Forward Casey Dornbach notched the game midway through the second frame and also added an assist on fellow freshman Jack Drury’s third-period tally. In the waning minutes of the tilt, forward R.J. Murphy potted his second goal of the season — and the first true snipe of his career, given that his first collegiate goal came on an empty-net conversion in the Beanpot consolation game back in mid-February.
The class of 2022’s success this season manifests itself in the numbers. At the conclusion of the regular season, Harvard sits sixth in the NCAA in points scored by freshmen (86), while leading the nation in rookie assists per game (2.02) and ranking fourth in the country in points per game (2.97). The Crimson’s first-year group is particularly lethal on the powerplay, pacing college hockey in both assists and points while on the man advantage.
“We’re a fairly young team that has been seeing success from the freshmen,” Walsh said. “When it comes down to it, their class has been contributing at a really high level, and a lot of our offensive success is coming from them. I think it just goes to show you what our team has now, but what our will have in the future as well.”
Before the Crimson seized control of the contest, Gornet (1 GA, .950 SV%) did his part to keep his team in the game. The St. Louis, Mo., native made 11 of his 19 saves in the opening period, including a flashy glove save on Engineers forward Jacob Hayhurst, who had an in-alone chance after leaving the penalty box.

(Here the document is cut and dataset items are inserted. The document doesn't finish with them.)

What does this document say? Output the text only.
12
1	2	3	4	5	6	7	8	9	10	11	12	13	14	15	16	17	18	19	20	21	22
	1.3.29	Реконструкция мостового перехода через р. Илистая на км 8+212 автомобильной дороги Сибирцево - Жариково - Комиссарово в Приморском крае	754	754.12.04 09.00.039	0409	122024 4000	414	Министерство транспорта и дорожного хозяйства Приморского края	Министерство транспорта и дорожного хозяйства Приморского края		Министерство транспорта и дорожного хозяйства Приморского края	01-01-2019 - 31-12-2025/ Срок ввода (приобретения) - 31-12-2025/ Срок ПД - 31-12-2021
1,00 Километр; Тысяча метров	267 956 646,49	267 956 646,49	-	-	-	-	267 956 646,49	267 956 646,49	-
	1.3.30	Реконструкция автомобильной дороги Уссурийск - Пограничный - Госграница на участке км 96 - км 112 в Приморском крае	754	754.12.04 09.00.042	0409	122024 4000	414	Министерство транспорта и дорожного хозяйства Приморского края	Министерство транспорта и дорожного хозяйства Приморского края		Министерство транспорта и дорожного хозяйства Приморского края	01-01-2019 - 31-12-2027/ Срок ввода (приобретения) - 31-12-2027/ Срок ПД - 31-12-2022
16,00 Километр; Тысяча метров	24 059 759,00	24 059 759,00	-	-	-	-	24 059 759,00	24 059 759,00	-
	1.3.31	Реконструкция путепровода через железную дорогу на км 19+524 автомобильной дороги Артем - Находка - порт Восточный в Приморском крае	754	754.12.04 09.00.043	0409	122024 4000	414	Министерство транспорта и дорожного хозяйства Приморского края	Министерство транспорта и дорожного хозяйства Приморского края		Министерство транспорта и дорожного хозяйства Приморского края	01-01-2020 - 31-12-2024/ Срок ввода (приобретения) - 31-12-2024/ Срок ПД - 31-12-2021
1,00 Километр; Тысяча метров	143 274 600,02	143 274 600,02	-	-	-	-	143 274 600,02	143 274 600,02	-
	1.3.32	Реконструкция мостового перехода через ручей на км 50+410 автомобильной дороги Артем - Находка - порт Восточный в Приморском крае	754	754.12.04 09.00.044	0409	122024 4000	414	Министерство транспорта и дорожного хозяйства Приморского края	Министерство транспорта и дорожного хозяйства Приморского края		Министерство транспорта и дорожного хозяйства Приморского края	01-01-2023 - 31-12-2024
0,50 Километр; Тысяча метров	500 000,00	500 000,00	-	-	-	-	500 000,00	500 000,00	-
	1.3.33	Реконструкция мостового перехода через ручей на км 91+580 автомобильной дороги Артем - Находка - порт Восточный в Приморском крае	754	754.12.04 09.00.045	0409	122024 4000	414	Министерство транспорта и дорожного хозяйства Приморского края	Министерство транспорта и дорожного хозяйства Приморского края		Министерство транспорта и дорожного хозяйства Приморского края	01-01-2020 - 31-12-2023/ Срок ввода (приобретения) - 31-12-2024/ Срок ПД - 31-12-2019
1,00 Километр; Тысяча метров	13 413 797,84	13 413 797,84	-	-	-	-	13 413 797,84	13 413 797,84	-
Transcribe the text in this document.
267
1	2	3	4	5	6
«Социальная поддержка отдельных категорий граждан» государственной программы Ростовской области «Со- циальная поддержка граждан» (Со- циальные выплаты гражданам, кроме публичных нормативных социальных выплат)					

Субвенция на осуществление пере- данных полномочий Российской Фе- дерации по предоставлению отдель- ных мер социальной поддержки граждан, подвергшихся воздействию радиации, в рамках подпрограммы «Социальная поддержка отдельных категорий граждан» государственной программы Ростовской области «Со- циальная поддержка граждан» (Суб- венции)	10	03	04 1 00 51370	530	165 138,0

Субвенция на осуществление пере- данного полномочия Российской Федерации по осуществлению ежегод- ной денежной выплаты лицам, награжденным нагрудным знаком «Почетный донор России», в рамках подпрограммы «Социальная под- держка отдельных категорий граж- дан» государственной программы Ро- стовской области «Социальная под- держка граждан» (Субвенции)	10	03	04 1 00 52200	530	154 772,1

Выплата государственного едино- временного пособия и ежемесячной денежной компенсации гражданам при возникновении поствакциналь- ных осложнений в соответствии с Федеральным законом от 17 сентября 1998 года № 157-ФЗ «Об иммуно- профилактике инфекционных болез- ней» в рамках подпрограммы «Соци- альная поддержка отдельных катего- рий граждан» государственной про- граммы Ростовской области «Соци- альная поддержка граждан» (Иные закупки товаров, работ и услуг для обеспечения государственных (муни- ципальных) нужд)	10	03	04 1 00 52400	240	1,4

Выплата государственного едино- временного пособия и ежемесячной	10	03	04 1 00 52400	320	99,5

“[Gornet has] stepped into a big role for us,” Walsh lauded. “He’s done very well, making saves that he needs to, and even bigger saves. He’s definitely given us some confidence back there, too, and without him, we might not be in some games that we’ve been in. He’s done a really good job stepping into a role that’s very important when trying to make a playoff push.”
Harvard’s first victory at RPI since the 2014-2015 campaign provided the necessary standings points to assure a top-four finish. Hence, the Crimson will be off next weekend, as the team regroups from its 1-1 outing in Upstate New York and Lackey continues to rehabilitate from the injury that has sidelined him for four games now.